Art has often been drafted into service for war.
A century ago today, April 6, 1917, the United States declared war on Germany, entering World War I.
The U.S. mobilized more than 4 million soldiers for the war, which had already been underway for nearly 3 years. About 110,000 U.S. soldiers were killed, including 43,000 from influenza.
World War I created a massive federal government expansion to support the war effort and manage a significant increase in the size of the U.S. Armed Forces.
That’s where military recruiting posters come in. Before radio and TV, most advertising was strictly visual.
Many of the posters are now iconic pieces of American art and history and were so well received, some were revived for WWII.
Many of the artists who created these posters were as interesting as their work.
Charles Buckles Falls, also known as C.B. Falls (December 10, 1874 –
April 15, 1960) was from Ft. Wayne, In., but left as quickly as he could. Falls moved to Chicago, beginning his career as an architect’s assistant and a sketch artist for the Chicago Tribune. Falls moved to New York City around 1900.
Known for his skill as a letter-illustrator, Falls often used large, “eccentric” black letters, and is also known for his woodblock prints. Falls incorporated brighter colors of blue, green, orange, and yellow, to contrast his black-inked woodcuts, unlike most woodblock artists of his time
A man of many talents, he designed fabrics, furniture, and even trade bindings. He was also involved in helping design scenery and costumes for the American Society of Illustrators, the Palace Theatre and Fifth Avenue Theatre in New York.

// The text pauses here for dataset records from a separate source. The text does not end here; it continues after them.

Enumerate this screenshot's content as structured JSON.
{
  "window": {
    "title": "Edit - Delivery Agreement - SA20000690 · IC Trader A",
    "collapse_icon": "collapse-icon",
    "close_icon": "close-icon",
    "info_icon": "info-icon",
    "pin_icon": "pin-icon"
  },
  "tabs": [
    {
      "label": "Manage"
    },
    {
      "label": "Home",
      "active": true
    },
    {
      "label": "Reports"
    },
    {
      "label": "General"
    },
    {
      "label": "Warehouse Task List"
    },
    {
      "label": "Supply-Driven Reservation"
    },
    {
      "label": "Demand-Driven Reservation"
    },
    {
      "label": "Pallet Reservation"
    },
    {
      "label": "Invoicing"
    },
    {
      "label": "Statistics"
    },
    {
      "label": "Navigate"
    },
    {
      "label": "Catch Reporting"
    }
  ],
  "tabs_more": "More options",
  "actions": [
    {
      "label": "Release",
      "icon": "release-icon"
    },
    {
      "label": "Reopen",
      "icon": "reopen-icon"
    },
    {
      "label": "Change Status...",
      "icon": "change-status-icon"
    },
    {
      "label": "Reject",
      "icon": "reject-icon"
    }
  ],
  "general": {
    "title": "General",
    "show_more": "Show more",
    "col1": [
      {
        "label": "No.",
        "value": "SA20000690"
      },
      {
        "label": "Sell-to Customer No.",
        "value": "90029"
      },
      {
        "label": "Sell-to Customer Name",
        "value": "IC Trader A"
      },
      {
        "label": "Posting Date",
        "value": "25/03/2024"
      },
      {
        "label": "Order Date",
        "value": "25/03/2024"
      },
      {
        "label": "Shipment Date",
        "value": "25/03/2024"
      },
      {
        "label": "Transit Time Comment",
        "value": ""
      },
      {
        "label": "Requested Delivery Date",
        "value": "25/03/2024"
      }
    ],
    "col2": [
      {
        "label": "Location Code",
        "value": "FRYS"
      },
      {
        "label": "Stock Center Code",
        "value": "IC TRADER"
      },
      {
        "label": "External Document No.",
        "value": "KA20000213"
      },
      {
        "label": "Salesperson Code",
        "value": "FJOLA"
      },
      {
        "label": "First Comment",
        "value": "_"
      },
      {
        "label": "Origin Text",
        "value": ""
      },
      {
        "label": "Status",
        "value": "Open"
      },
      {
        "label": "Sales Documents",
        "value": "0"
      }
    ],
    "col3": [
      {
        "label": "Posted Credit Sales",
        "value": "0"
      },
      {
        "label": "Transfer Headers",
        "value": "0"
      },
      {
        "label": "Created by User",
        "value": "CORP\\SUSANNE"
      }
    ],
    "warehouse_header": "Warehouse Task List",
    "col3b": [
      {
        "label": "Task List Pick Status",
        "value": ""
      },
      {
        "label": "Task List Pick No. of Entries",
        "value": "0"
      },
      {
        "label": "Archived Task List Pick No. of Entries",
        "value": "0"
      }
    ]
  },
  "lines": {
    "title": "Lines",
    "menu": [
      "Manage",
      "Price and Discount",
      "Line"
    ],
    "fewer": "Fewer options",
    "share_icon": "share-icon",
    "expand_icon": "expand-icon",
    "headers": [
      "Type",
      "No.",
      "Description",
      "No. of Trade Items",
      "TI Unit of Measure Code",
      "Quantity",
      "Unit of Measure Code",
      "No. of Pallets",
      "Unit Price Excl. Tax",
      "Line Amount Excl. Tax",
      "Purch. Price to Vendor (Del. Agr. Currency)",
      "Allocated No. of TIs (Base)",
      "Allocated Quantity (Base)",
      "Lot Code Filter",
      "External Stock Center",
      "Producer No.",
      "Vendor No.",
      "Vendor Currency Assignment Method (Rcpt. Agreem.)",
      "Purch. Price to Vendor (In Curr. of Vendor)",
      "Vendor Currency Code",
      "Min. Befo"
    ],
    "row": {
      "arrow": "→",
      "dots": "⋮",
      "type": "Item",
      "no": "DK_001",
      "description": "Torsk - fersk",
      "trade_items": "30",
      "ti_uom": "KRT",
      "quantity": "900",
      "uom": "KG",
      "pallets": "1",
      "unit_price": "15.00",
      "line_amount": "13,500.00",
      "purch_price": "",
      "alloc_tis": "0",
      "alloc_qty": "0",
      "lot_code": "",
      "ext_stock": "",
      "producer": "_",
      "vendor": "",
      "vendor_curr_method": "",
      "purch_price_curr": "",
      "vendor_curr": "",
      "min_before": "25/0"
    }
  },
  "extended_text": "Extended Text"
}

In 1914, Falls wrote, directed, and starred in a play, “Perfectly Happy,” that was produced at the Berkeley Theatre.
After the 1930s his illustration style fell out of favor, but he continued top produce work.
The aptly named James Montgomery Flagg (June 18, 1877 – May 27, 1960) worked in media ranging from fine art painting to cartooning, but is best remembered for his political posters
Flagg’s most famous work was a 1917 U.S, Army recruiting poster.
Inspired directly by a British recruitment poster showing Lord Kitchener in a similar pose, Flagg’s poster showed Uncle Sam pointing at the viewer with the caption “I Want YOU for U.S. Army”.
More than four million copies of the poster on were printed during World War I. It was revived for World War II.
At his peak, Flagg was reported to have been the highest paid magazine illustrator in America.
Flagg painted portraits influenced by John Singer Sargent’s style. Flagg’s sitters included Mark Twain and Ethel Barrymore. His portrait of boxer Jack Dempsey now hangs in the Great Hall of the National Portrait Gallery in Washington, D.C..
Howard Chandler Christy (January 10, 1872 – March 3, 1952), famous for the “Christy Girl” – a successor to the “Gibson Girl” – was a popular Jazz Age portrait painter. From the 1920s until the 1940s, Christy’s likenesses of congressmen, senators, industrialists, movies stars, and socialites were well known.
He painted Lt. Col. Theodore Roosevelt, presidents Harding, Coolidge, Hoover, Roosevelt, and Truman. Other famous portraits include William Randolph Hearst, the Prince of Wales (Edward the VIII), Eddie Rickenbacker, Benito Mussolini, Prince Umberto, and Amelia Earhart.
Christy first attracted attention with his realistic illustrations and several articles as a combat artist during the Spanish–American War published in Scribner’s, Harper’s, and Leslie’s Weekly magazines, and in Collier’s Weekly.
His poster “Gee I wish I were a Man, I’d Join the Navy,” 1917, was one of his most famous works. In 1940, he painted the Scene at the Signing of the Constitution of the United States, which is installed in House wing of the US capitol.
Chicago artist Richard Fayerweather Babcock (June 4, 1887 – Feb. 25, 1954) was one of the lesser known of the WWI poster artists.
After moving from his birthplace, Iowa, to Chicago, Babcock studied at the Art Institute and Munich, Germany.Babcock found success in providing illustrations for the Encyclopedia Britannica and World Book Encyclopedia encyclopedias. we also on the faculty of the American Academy of Art. An avid musician, he was a member of a chamber music ensemble.
Babcock apparently had no fear of using phallic symbols in his recruiting posters.